Earlier this week, SolarWinds developers patched an RCE vulnerability (CVE-2021-35211) in Serv-U and warned that hackers were already exploiting the problem. According to the company, the vulnerability was exploited by only one attacker in attacks aimed at a limited number of victims.
This vulnerability only affects Serv-U Managed File Transfer and Serv-U Secure FTP. All Serv-U versions up to the updated 15.2.3 HF2, released a few days ago and containing a fix, are considered vulnerable.
The bug was originally discovered by Microsoft specialists, as well as targeted attacks on unnamed SolarWinds customers, and now the company has shared details about its find.
Microsoft experts said that the vulnerability in Serv-U is exploited by Chinese hackers, using it to attack defense and software companies in the United States. The company tracks this hack group under the ID DEV-0322.
It is reported that the threat was discovered due to the fact that Defender began to notice malicious processes generated by the main application Serv-U, which ultimately led to an investigation of what was happening and the detection of attacks on a zero-day vulnerability.

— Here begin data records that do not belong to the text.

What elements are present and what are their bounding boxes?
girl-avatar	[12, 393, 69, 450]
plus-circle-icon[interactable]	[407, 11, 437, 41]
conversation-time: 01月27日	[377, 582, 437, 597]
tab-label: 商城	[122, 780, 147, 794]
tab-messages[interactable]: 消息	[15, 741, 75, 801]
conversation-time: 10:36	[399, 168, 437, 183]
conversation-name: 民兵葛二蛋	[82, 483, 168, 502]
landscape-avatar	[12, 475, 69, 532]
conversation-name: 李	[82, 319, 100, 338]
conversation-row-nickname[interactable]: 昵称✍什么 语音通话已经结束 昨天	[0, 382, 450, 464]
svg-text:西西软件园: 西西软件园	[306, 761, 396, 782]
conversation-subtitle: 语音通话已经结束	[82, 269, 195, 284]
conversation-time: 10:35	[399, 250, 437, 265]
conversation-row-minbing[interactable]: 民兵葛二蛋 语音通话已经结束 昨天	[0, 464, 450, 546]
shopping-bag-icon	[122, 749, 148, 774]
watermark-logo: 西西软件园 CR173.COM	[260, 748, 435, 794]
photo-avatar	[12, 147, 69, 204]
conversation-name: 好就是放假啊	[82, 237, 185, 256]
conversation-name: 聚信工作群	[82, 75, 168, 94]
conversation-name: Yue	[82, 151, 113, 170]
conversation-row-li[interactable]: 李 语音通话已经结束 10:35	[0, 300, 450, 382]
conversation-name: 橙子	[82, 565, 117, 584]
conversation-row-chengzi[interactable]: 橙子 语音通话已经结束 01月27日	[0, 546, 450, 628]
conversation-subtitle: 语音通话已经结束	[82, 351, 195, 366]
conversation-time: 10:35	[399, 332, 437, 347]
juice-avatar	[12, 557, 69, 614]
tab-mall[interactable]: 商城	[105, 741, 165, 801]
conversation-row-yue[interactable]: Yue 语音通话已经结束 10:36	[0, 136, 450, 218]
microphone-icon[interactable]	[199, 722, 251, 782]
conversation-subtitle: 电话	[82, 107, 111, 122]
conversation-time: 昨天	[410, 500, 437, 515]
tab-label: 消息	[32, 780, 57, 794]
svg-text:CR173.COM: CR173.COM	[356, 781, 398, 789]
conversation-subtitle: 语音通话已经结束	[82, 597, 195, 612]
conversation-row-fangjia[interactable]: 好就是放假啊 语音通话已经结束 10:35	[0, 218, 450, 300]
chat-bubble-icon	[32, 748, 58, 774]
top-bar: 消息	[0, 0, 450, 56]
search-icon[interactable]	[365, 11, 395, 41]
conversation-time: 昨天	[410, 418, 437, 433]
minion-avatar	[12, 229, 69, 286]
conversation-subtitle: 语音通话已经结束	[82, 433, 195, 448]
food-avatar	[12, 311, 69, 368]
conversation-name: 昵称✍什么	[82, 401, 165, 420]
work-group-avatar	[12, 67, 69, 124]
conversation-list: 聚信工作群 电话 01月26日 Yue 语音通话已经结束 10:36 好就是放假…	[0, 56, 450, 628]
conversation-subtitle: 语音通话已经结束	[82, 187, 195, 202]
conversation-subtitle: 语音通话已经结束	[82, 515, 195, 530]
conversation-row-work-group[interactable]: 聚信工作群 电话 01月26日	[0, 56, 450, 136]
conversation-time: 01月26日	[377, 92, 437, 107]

“The activity of this group comes from China, we watched as [attackers] use commercial VPN solutions and hacked consumer routers in their infrastructure,” – the experts write.
Microsoft says Serv-U users can test their devices for compromise by looking at the Serv-U log file (DebugSocketLog.txt) and searching for exception messages. In particular, “C0000005; CSUSSHSocket :: ProcessReceive ”may indicate that attackers tried to hack Serv-U, although the exception may be displayed for other reasons as well.
Other signs of compromise were named:
- newly created .txt files in the Client \ Common \ folder;
- Serv-U spawns processes for mshta.exe, powershell.exe, cmd.exe and processes launched from C: \ Windows \ temp;
- unrecognized global users in Serv-U configuration.
Unfortunately, according to Censys , there are currently over 8,200 SolarWinds Serv-U systems with an open SSH port available on the network, and the number has remained unchanged since last week when the patches were released.